AS involves closely monitoring the thyroid cancer over time, instead of immediately treating it with surgery. Thyroid surgery is not without risk even when conducted by the most experienced surgeons. These risks include temporary or permanent hypoparathyroidism, temporary or permanent VCP, and the need for lifetime thyroid hormone replacement. As mentioned earlier, Miyauchi [13] reported significantly higher rates of complications in patients with immediate surgery, compared with those with AS. Moreover, Griffin et al. [18] retrospectively reported the proportion of thyroid cancer patients who met the criteria for AS and the number of surgeries and complications that could have been avoided. In that study, three of 56 patients who met the criteria for AS suffered permanent complications from surgery, including VCP, hypoparathyroidism, and a chipped tooth during intubation. Although the complication rates were low in both studies, complications could have been avoided because some patients did not require surgery (in the short-term and potentially long-term). The rate of complications was unacceptably high because they were all avoidable.
Another consideration for AS is the risk of tumor progression including higher risk of local recurrence. Oda et al. [19] studied 2,153 patients with low-risk PTMC who underwent immediate surgery or AS. In that study, five (0.51%) of the 974 patients developed local recurrence, requiring reoperation who underwent immediate surgery. In the AS group, 94 (8.0%) of the 1,179 patients who chose AS had a conversion surgery. After the conversion surgery, one patient (0.08%) required reoperation for local recurrence.
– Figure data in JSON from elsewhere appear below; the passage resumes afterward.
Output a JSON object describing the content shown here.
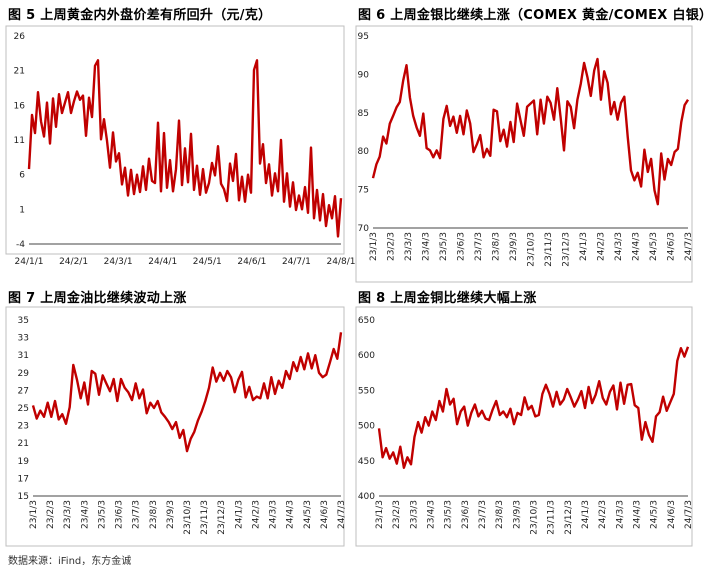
{
  "source": "数据来源：iFind，东方金诚",
  "colors": {
    "series": "#c00000",
    "frame": "#bfbfbf"
  },
  "chart_data": [
    {
      "type": "line",
      "title": "图 5  上周黄金内外盘价差有所回升（元/克）",
      "y_ticks": [
        "26",
        "21",
        "16",
        "11",
        "6",
        "1",
        "-4"
      ],
      "ylim": [
        -4,
        26
      ],
      "x_ticks": [
        "24/1/1",
        "24/2/1",
        "24/3/1",
        "24/4/1",
        "24/5/1",
        "24/6/1",
        "24/7/1",
        "24/8/1"
      ],
      "x_tick_rotated": false,
      "series": [
        {
          "values": [
            6.8,
            14.6,
            12.0,
            17.9,
            13.7,
            11.5,
            16.4,
            10.5,
            17.0,
            12.9,
            17.6,
            14.9,
            16.4,
            17.9,
            14.9,
            16.6,
            18.0,
            16.8,
            17.4,
            11.6,
            17.1,
            14.3,
            21.7,
            22.5,
            11.1,
            14.0,
            10.9,
            7.0,
            12.1,
            7.9,
            9.1,
            4.6,
            7.0,
            3.0,
            6.7,
            3.2,
            6.0,
            3.5,
            7.2,
            3.8,
            8.3,
            5.1,
            4.8,
            13.5,
            3.6,
            12.0,
            4.1,
            8.1,
            3.6,
            6.8,
            13.8,
            4.5,
            9.8,
            4.9,
            11.9,
            3.8,
            7.3,
            3.1,
            6.8,
            3.4,
            4.8,
            7.7,
            5.9,
            10.1,
            4.7,
            3.9,
            2.2,
            7.6,
            5.1,
            9.0,
            2.3,
            5.7,
            2.1,
            6.0,
            3.4,
            21.1,
            22.5,
            7.6,
            10.4,
            4.8,
            7.5,
            3.0,
            6.2,
            3.6,
            11.0,
            2.1,
            6.2,
            1.4,
            4.9,
            0.9,
            3.0,
            1.0,
            4.2,
            0.5,
            9.9,
            -0.3,
            3.8,
            -0.6,
            3.2,
            -1.4,
            1.6,
            -0.3,
            2.9,
            -2.9,
            2.6
          ]
        }
      ]
    },
    {
      "type": "line",
      "title": "图 6  上周金银比继续上涨（COMEX 黄金/COMEX 白银）",
      "y_ticks": [
        "95",
        "90",
        "85",
        "80",
        "75",
        "70"
      ],
      "ylim": [
        70,
        95
      ],
      "x_ticks": [
        "23/1/3",
        "23/2/3",
        "23/3/3",
        "23/4/3",
        "23/5/3",
        "23/6/3",
        "23/7/3",
        "23/8/3",
        "23/9/3",
        "23/10/3",
        "23/11/3",
        "23/12/3",
        "24/1/3",
        "24/2/3",
        "24/3/3",
        "24/4/3",
        "24/5/3",
        "24/6/3",
        "24/7/3"
      ],
      "x_tick_rotated": true,
      "series": [
        {
          "values": [
            76.5,
            78.3,
            79.3,
            81.9,
            81.0,
            83.6,
            84.6,
            85.7,
            86.4,
            89.2,
            91.2,
            87.0,
            84.6,
            83.1,
            82.0,
            84.9,
            80.4,
            80.1,
            79.2,
            80.1,
            79.1,
            84.2,
            85.9,
            83.3,
            84.5,
            82.4,
            84.6,
            82.2,
            85.3,
            83.6,
            79.9,
            80.9,
            82.1,
            79.2,
            80.3,
            79.4,
            85.4,
            85.2,
            81.3,
            82.8,
            80.6,
            83.8,
            81.2,
            86.2,
            84.1,
            82.0,
            85.8,
            86.2,
            86.6,
            82.2,
            86.7,
            83.6,
            87.1,
            86.3,
            84.1,
            88.2,
            84.3,
            80.1,
            86.5,
            85.8,
            83.0,
            86.7,
            88.8,
            91.5,
            89.6,
            87.2,
            90.5,
            92.0,
            86.7,
            90.4,
            88.9,
            84.8,
            86.4,
            84.1,
            86.3,
            87.1,
            81.9,
            77.5,
            76.2,
            77.2,
            75.4,
            80.2,
            77.3,
            79.0,
            74.9,
            73.1,
            79.7,
            76.3,
            79.0,
            78.2,
            79.9,
            80.3,
            83.8,
            86.0,
            86.7
          ]
        }
      ]
    },
    {
      "type": "line",
      "title": "图 7  上周金油比继续波动上涨",
      "y_ticks": [
        "35",
        "33",
        "31",
        "29",
        "27",
        "25",
        "23",
        "21",
        "19",
        "17",
        "15"
      ],
      "ylim": [
        15,
        35
      ],
      "x_ticks": [
        "23/1/3",
        "23/2/3",
        "23/3/3",
        "23/4/3",
        "23/5/3",
        "23/6/3",
        "23/7/3",
        "23/8/3",
        "23/9/3",
        "23/10/3",
        "23/11/3",
        "23/12/3",
        "24/1/3",
        "24/2/3",
        "24/3/3",
        "24/4/3",
        "24/5/3",
        "24/6/3",
        "24/7/3"
      ],
      "x_tick_rotated": true,
      "series": [
        {
          "values": [
            25.3,
            23.8,
            24.7,
            24.0,
            25.6,
            24.0,
            25.8,
            23.7,
            24.3,
            23.2,
            25.1,
            29.9,
            28.2,
            26.1,
            27.9,
            25.4,
            29.2,
            28.9,
            26.5,
            28.7,
            27.8,
            26.9,
            28.3,
            25.8,
            28.3,
            27.3,
            26.8,
            25.9,
            27.8,
            26.1,
            27.1,
            24.4,
            25.6,
            25.0,
            25.8,
            24.5,
            24.0,
            23.4,
            22.6,
            23.4,
            21.6,
            22.5,
            20.1,
            21.5,
            22.3,
            23.6,
            24.6,
            25.8,
            27.3,
            29.6,
            28.0,
            29.0,
            28.1,
            29.2,
            28.5,
            26.8,
            28.2,
            29.1,
            26.2,
            27.4,
            25.9,
            26.3,
            26.1,
            27.8,
            26.1,
            28.5,
            26.6,
            28.1,
            27.3,
            29.2,
            28.3,
            30.2,
            29.2,
            30.8,
            29.4,
            31.2,
            29.5,
            31.0,
            29.0,
            28.5,
            28.8,
            30.2,
            31.7,
            30.6,
            33.6
          ]
        }
      ]
    },
    {
      "type": "line",
      "title": "图 8  上周金铜比继续大幅上涨",
      "y_ticks": [
        "650",
        "600",
        "550",
        "500",
        "450",
        "400"
      ],
      "ylim": [
        400,
        650
      ],
      "x_ticks": [
        "23/1/3",
        "23/2/3",
        "23/3/3",
        "23/4/3",
        "23/5/3",
        "23/6/3",
        "23/7/3",
        "23/8/3",
        "23/9/3",
        "23/10/3",
        "23/11/3",
        "23/12/3",
        "24/1/3",
        "24/2/3",
        "24/3/3",
        "24/4/3",
        "24/5/3",
        "24/6/3",
        "24/7/3"
      ],
      "x_tick_rotated": true,
      "series": [
        {
          "values": [
            496,
            455,
            468,
            453,
            462,
            446,
            470,
            440,
            455,
            445,
            484,
            505,
            490,
            512,
            500,
            520,
            508,
            535,
            520,
            552,
            530,
            538,
            502,
            520,
            527,
            500,
            518,
            530,
            513,
            521,
            510,
            508,
            523,
            535,
            515,
            520,
            512,
            524,
            502,
            518,
            515,
            540,
            523,
            528,
            513,
            515,
            545,
            558,
            545,
            527,
            548,
            530,
            537,
            552,
            540,
            527,
            537,
            549,
            525,
            555,
            532,
            544,
            563,
            539,
            530,
            548,
            557,
            523,
            561,
            531,
            558,
            559,
            529,
            525,
            480,
            505,
            487,
            477,
            513,
            519,
            541,
            521,
            533,
            545,
            592,
            610,
            598,
            612
          ]
        }
      ]
    }
  ]
}
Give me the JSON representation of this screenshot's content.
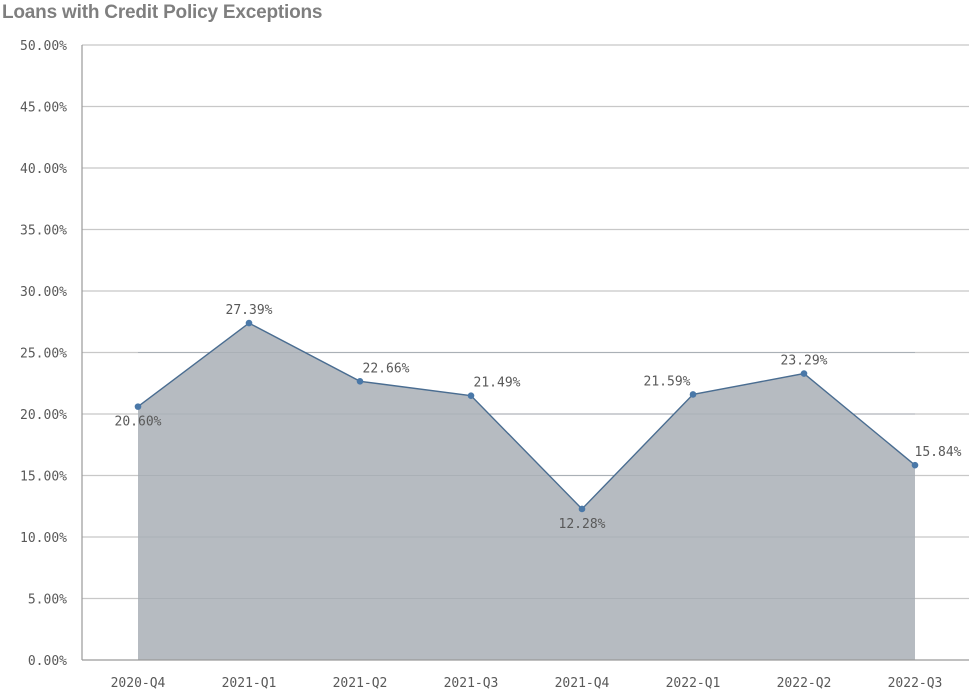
{
  "title": "Loans with Credit Policy Exceptions",
  "colors": {
    "area_fill": "#b6bbc1",
    "line": "#4a6d91",
    "marker": "#4a78a8",
    "grid": "#c8c8c8",
    "axis": "#9a9a9a",
    "title": "#7f7f7f",
    "text": "#595959"
  },
  "chart_data": {
    "type": "area",
    "title": "Loans with Credit Policy Exceptions",
    "xlabel": "",
    "ylabel": "",
    "categories": [
      "2020-Q4",
      "2021-Q1",
      "2021-Q2",
      "2021-Q3",
      "2021-Q4",
      "2022-Q1",
      "2022-Q2",
      "2022-Q3"
    ],
    "values": [
      20.6,
      27.39,
      22.66,
      21.49,
      12.28,
      21.59,
      23.29,
      15.84
    ],
    "data_labels": [
      "20.60%",
      "27.39%",
      "22.66%",
      "21.49%",
      "12.28%",
      "21.59%",
      "23.29%",
      "15.84%"
    ],
    "ylim": [
      0,
      50
    ],
    "yticks": [
      0,
      5,
      10,
      15,
      20,
      25,
      30,
      35,
      40,
      45,
      50
    ],
    "ytick_labels": [
      "0.00%",
      "5.00%",
      "10.00%",
      "15.00%",
      "20.00%",
      "25.00%",
      "30.00%",
      "35.00%",
      "40.00%",
      "45.00%",
      "50.00%"
    ],
    "grid": true,
    "legend": "none",
    "markers": true
  }
}
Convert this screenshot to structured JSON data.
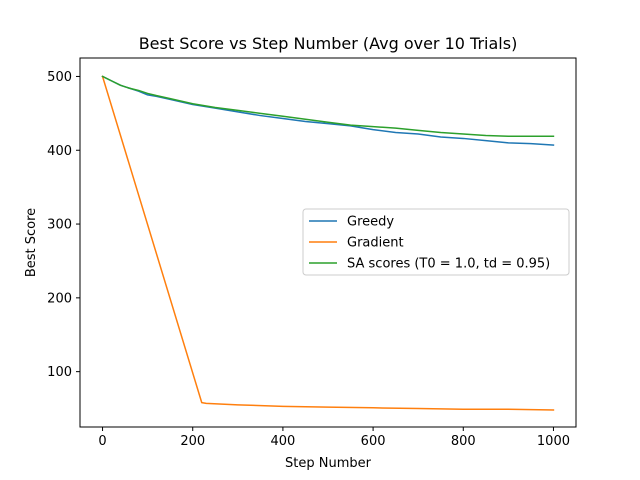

This study indicated that the risk of developing nodular metastasis for AS might be minimal.
Davies et al. [20] evaluated the experience of patients undergoing AS. They reported that cancer concerns were common among thyroid cancer patients who underwent AS, which is like the concerns of patients who underwent immediate surgery. The level of cancer worries reported by AS patients declined over time, and patients expressed satisfaction with their disease management decisions. These findings suggest the likelihood of cancer worries should not be considered as hindering successful AS in PTC.
Future research is needed to identify clinical, radiologic, and molecular biomarkers for better risk stratification to help determine suitability for AS. More prospective data are necessary to better define the optimal AS protocols regarding scans, clinical examinations, and surgical intervention if necessary.

Conclusion

AS is a safe alternative to immediate surgery for patients with low-risk PTC. Patients with low-risk PTC should consult a surgeon to discuss AS options. Further prospective studies may support AS and broaden the application range of AS.